****if you want to skip over my whole take on this, the question is in boldat the bottom..
Here's one:
I thought about this because it's close to home for me. I have two sisters, one older, one younger. My older sister has a 9 year old boy (my God-son) and is divorced. My younger sister has 3-year-old identical twin boys. Very, very active twin boys. Oh, yeah..those of you with experience with active kids trying to imagine how bad this could be...Oh, yeah..oh, yeah..
That's beside the point. The point is: My older sister is dating this guy who's a good guy. Patient, hard working, a decent fellow. Not overly easy on the eyes, but not butt-ugly. But considering my sister is fairly good looking, I thought I'd throw it in. Anyway, this relationship is going well. Cool, says Freddie. I'm passive about my sister's (or anyone else's relationships because I like people's noses out of mine....whenever they happen)
So my younger sister started getting "courted", shall we say, from this dude. Nothing new here, my younger sister has even more attention from guys than my older sis...though this may be because she's younger..but still, the difference here is that this guy is, by traditional terms, a "keeper" type of guy. He's finishing up with an engineering degree and has never been known to be a trouble maker type. He's the quieter type of fellow you hear no bad things about (he lives in the neighborhood where people know everyone else's scandals, and we know he's the non-scandalous type).

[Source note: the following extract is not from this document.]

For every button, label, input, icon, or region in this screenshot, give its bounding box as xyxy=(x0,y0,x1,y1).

AAAaaanyway..the ladies (my Mom and sisters) are sitting around talking about how great this guy is and how he's very much a gentleman and he very formally asked if he'd have a shot with my younger sis (asked her directly) making her feel so important and she goes on to say, "what about the babies" and he says "I met you like this and I accept you like this" and she says "what about your family..they may not like it" and he says "I don't get into anyone else's business and expect the same".. So they're all excited about this fellow. Freddie's like "cool".

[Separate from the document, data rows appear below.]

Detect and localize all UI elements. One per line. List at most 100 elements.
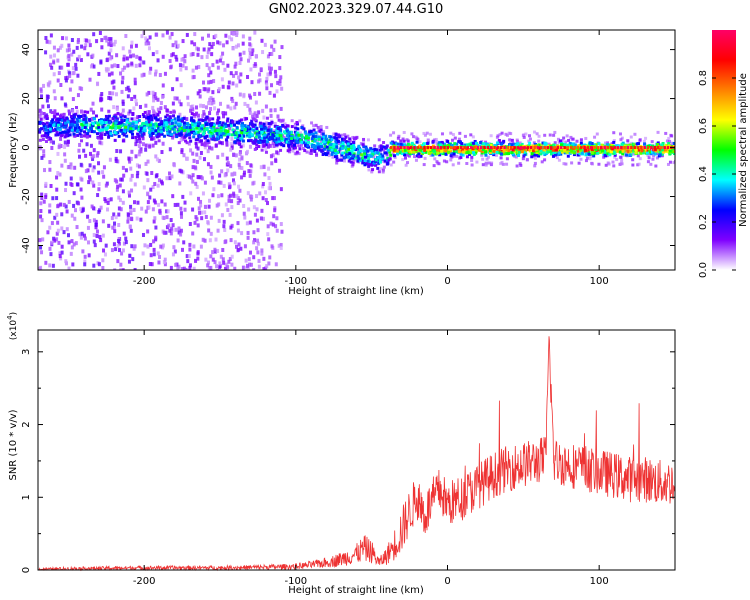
spectrogram-cell	[231, 81, 235, 86]
spectrogram-cell	[146, 159, 150, 164]
spectrogram-cell	[241, 34, 245, 39]
spectrogram-cell	[64, 121, 68, 125]
spectrogram-cell	[155, 50, 159, 55]
spectrogram-cell	[348, 152, 352, 156]
spectrogram-cell	[59, 144, 63, 149]
spectrogram-cell	[223, 67, 227, 72]
spectrogram-cell	[389, 133, 393, 137]
spectrogram-cell	[417, 155, 421, 159]
spectrogram-cell	[204, 214, 208, 219]
spectrogram-cell	[220, 141, 224, 146]
spectrogram-cell	[653, 152, 657, 156]
spectrogram-cell	[278, 168, 282, 173]
spectrogram-cell	[207, 265, 211, 270]
spectrogram-cell	[333, 136, 337, 140]
spectrogram-cell	[386, 148, 390, 152]
spectrogram-cell	[164, 115, 168, 119]
spectrogram-cell	[414, 158, 418, 162]
spectrogram-cell	[193, 113, 197, 117]
spectrogram-cell	[66, 134, 70, 138]
spectrogram-cell	[153, 216, 157, 221]
spectrogram-cell	[487, 142, 491, 146]
spectrogram-cell	[159, 244, 163, 249]
spectrogram-cell	[290, 144, 294, 148]
spectrogram-cell	[423, 146, 426, 150]
spectrogram-cell	[295, 150, 299, 154]
spectrogram-cell	[644, 136, 648, 140]
y-tick-label: 1	[21, 494, 32, 500]
spectrogram-cell	[449, 158, 453, 162]
spectrogram-cell	[130, 61, 134, 66]
spectrogram-cell	[180, 117, 184, 121]
spectrogram-cell	[126, 212, 130, 217]
spectrogram-cell	[349, 139, 353, 143]
spectrogram-cell	[270, 44, 274, 49]
spectrogram-cell	[506, 146, 510, 150]
spectrogram-cell	[75, 109, 79, 114]
spectrogram-cell	[95, 132, 99, 136]
spectrogram-cell	[82, 134, 86, 138]
spectrogram-cell	[128, 159, 132, 164]
spectrogram-cell	[536, 146, 540, 150]
spectrogram-cell	[278, 130, 282, 134]
spectrogram-cell	[110, 64, 114, 69]
spectrogram-cell	[321, 132, 325, 136]
spectrogram-cell	[208, 111, 212, 116]
spectrogram-cell	[209, 254, 213, 259]
spectrogram-cell	[620, 146, 623, 150]
spectrogram-cell	[38, 130, 42, 134]
spectrogram-cell	[228, 193, 232, 198]
spectrogram-cell	[259, 67, 263, 72]
spectrogram-cell	[81, 249, 85, 254]
spectrogram-cell	[264, 198, 268, 203]
spectrogram-cell	[460, 142, 464, 146]
spectrogram-cell	[275, 129, 279, 133]
spectrogram-cell	[60, 43, 64, 48]
spectrogram-cell	[66, 120, 70, 124]
spectrogram-cell	[63, 130, 67, 134]
spectrogram-cell	[141, 136, 145, 141]
spectrogram-cell	[238, 61, 242, 66]
spectrogram-cell	[165, 30, 169, 35]
spectrogram-cell	[347, 155, 351, 159]
spectrogram-cell	[295, 131, 299, 135]
spectrogram-cell	[180, 214, 184, 219]
spectrogram-cell	[533, 130, 537, 134]
spectrogram-cell	[98, 140, 102, 145]
spectrogram-cell	[649, 150, 653, 154]
spectrogram-cells	[38, 30, 675, 270]
spectrogram-cell	[76, 133, 80, 137]
spectrogram-cell	[262, 144, 266, 148]
spectrogram-cell	[266, 145, 270, 149]
spectrogram-cell	[359, 149, 363, 153]
spectrogram-cell	[350, 150, 354, 154]
spectrogram-cell	[263, 172, 267, 177]
spectrogram-cell	[356, 154, 360, 158]
spectrogram-cell	[570, 161, 574, 165]
spectrogram-cell	[246, 191, 250, 196]
spectrogram-cell	[340, 153, 344, 157]
spectrogram-cell	[658, 150, 662, 154]
spectrogram-cell	[612, 131, 616, 135]
spectrogram-cell	[264, 150, 268, 154]
spectrogram-cell	[163, 202, 167, 207]
spectrogram-cell	[198, 210, 202, 215]
spectrogram-cell	[169, 127, 173, 131]
spectrogram-cell	[46, 230, 50, 235]
spectrogram-cell	[362, 145, 366, 149]
spectrogram-cell	[72, 113, 76, 117]
spectrogram-cell	[227, 85, 231, 90]
spectrogram-cell	[44, 140, 48, 144]
spectrogram-cell	[130, 40, 134, 45]
spectrogram-cell	[151, 105, 155, 110]
spectrogram-cell	[70, 182, 74, 187]
colorbar-tick-label: 0.2	[698, 214, 709, 230]
spectrogram-cell	[274, 74, 278, 79]
spectrogram-cell	[501, 144, 505, 148]
spectrogram-cell	[200, 127, 204, 131]
spectrogram-cell	[83, 110, 87, 114]
spectrogram-cell	[60, 65, 64, 70]
spectrogram-cell	[174, 262, 178, 267]
spectrogram-cell	[335, 161, 339, 165]
spectrogram-cell	[129, 44, 133, 49]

So that's just the background. My view, however, is..I don't know it's such a great and admirable/honorable thing that these guys are doing. Personally, it is just what I would expect. I know I would expect it of myself that if I meet a girl I like, her having children will not be a factor to whether I date her or think I have a future with her or not. Kids are no obstacle. If anything, I think they make a woman that much stronger, that much wiser. Maybe this makes them appreciate the value of some of the traits that I have to offer. A lot of us non-great looking guys have that, at least. We've developed some other positive traits to make up for the lack of looks.
So the question in the end is:
What are your feelings about dating someone with kids of their own?
oh, and "oops" in advance if this questions has been posted before. I didn't think to search for it before I wrote all of this and now it's too late..I've written what I've written and now I'm posting it, damn it!